A modern rule built on an old anchor
Indonesia's House of Representatives (DPR) approved a bill amending the country's Copyright Law — Law No. 28 of 2014 — as a legislative initiative in March 2026, and it has now entered joint deliberation with the government. One clause is doing most of the talking: copyright protection would extend to AI-generated works, but only where there is meaningful human involvement; works produced entirely by machines without human intellectual contribution would remain ineligible. On May 5, 2026, MLex reported that this provision is drawing pointed pushback from legal scholars and creator groups, who warn it could concentrate market power among AI platforms and crowd out human creators.
The worry deserves a fair hearing before it is answered.
The strongest case for the critics
The concentration argument is not frivolous. If AI-assisted output becomes copyrightable on a thin showing of "human involvement," the entities best placed to mass-produce and claim ownership over that output are large platforms and well-capitalised studios that run generative models at scale. They can flood the markets for music, stock imagery, and text with protectable AI-assisted works, depressing prices and demand for purely human craft — often using models trained on the very creators now competing against them, with no remuneration flowing back. Worse, when the legal standard for "human touch" is left undefined, the party with the deeper legal bench tends to win the ownership fight. That asymmetry favours platforms over individual artists. As a matter of distributive impact, the critics have identified something real.
Why the human-authorship anchor is still the right call
The instinct behind the bill, however, is correct — and abandoning it would make the very harm critics fear worse. Under the existing Law No. 28 of 2014, copyright vests automatically in an "author," defined as "a person or several persons who individually or jointly produce works that are unique and personal" (WIPO Lex). Indonesian practitioners broadly agree that this human-authorship requirement already excludes purely machine-generated output from protection. The bill does not invent a new entitlement so much as draw a boundary the statute always implied: human creativity in, pure automation out.
That boundary is precisely what prevents pure machine output from being monopolised. Academic proposals went considerably further — a 2024 paper in the journal Law Reform urged Indonesia to grant AI a "limited artificial legal persona" so that rights could attach to the developers or operators of a system. The bill wisely declined that path. Granting copyright to machine output as such — assignable to whoever owns the model — is the scenario that would genuinely concentrate power. Requiring a human author is the firewall against it, not the cause of it.
Denying protection to all AI-assisted work, the alternative some critics imply, would also misfire. It would strip legitimate human creators who use AI as a tool — the photographer who composites, the musician who arranges, the designer who iterates — of any protection, and push AI use into undisclosed grey zones. A blanket ban on AI-touched works punishes the human in the loop to spite the machine.
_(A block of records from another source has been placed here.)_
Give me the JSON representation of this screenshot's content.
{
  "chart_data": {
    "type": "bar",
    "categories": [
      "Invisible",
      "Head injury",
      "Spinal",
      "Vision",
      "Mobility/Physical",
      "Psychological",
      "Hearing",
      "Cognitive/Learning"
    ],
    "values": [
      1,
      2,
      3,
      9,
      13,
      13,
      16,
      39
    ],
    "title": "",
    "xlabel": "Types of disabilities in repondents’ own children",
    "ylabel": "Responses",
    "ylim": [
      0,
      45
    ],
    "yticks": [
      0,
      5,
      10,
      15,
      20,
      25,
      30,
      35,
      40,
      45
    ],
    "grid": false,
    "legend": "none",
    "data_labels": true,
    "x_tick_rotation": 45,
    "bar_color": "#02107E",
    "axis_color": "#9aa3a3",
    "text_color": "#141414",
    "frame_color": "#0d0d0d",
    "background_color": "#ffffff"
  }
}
The real fault line is the undefined threshold
The genuine defect is not the rule; it is its vagueness. As Indonesian counsel have noted, the concept of "human involvement" is central to the bill but "currently lacks a detailed legal standard" — there is no articulated threshold for how much human intervention qualifies (Bagus Enrico & Partners). A one-word prompt and a thousand-word edit would, on the statute's face, sit on the same side of an invisible line. That indeterminacy is exactly what hands the advantage to well-resourced litigants and exactly what the concentration critics are reacting to. The problem is curable with precision, not with retreat from the principle.
Proportionate regulation would do four things. First, define the threshold objectively — borrowing from the US Copyright Office's 2025 guidance, which protects the human-authored selection, arrangement, and modification of AI output rather than the raw generation. Second, require disclosure: works claiming protection should declare material AI assistance, giving courts and competitors a factual basis to test "human involvement" rather than a lawyering contest. Third, address the input side the output rule ignores — the training-data question of whether scraping creators' works is fair use or requires licensing is where creator livelihoods are actually decided, and the bill is largely silent on it. Fourth, leave concentration to competition law, which is built to police market power; copyright scope is a clumsy and over-broad instrument for industrial policy.
A broader modernisation worth getting right
The AI clause sits within a wider, overdue update. The same bill strengthens collective royalty management — responding to the Constitutional Court's December 2025 ruling in Decision No. 28/PUU-XXIII/2025, which clarified that commercial event organisers, not performers, owe performance royalties — and extends platform liability to user-generated-content services while preserving fair-use carveouts for education, research, parody, news reporting, and disability access (Asia IP). The Directorate General of Intellectual Property has framed the reform as a push for "transparent, accountable" governance that adapts to technology while protecting the creative economy (DGIP).
That is the right ambition. Indonesia should keep the human-authorship anchor, which is pro-creator and pro-innovation at once, and spend its remaining deliberation defining what "human involvement" means — clearly enough that the answer does not depend on who can afford the better lawyer.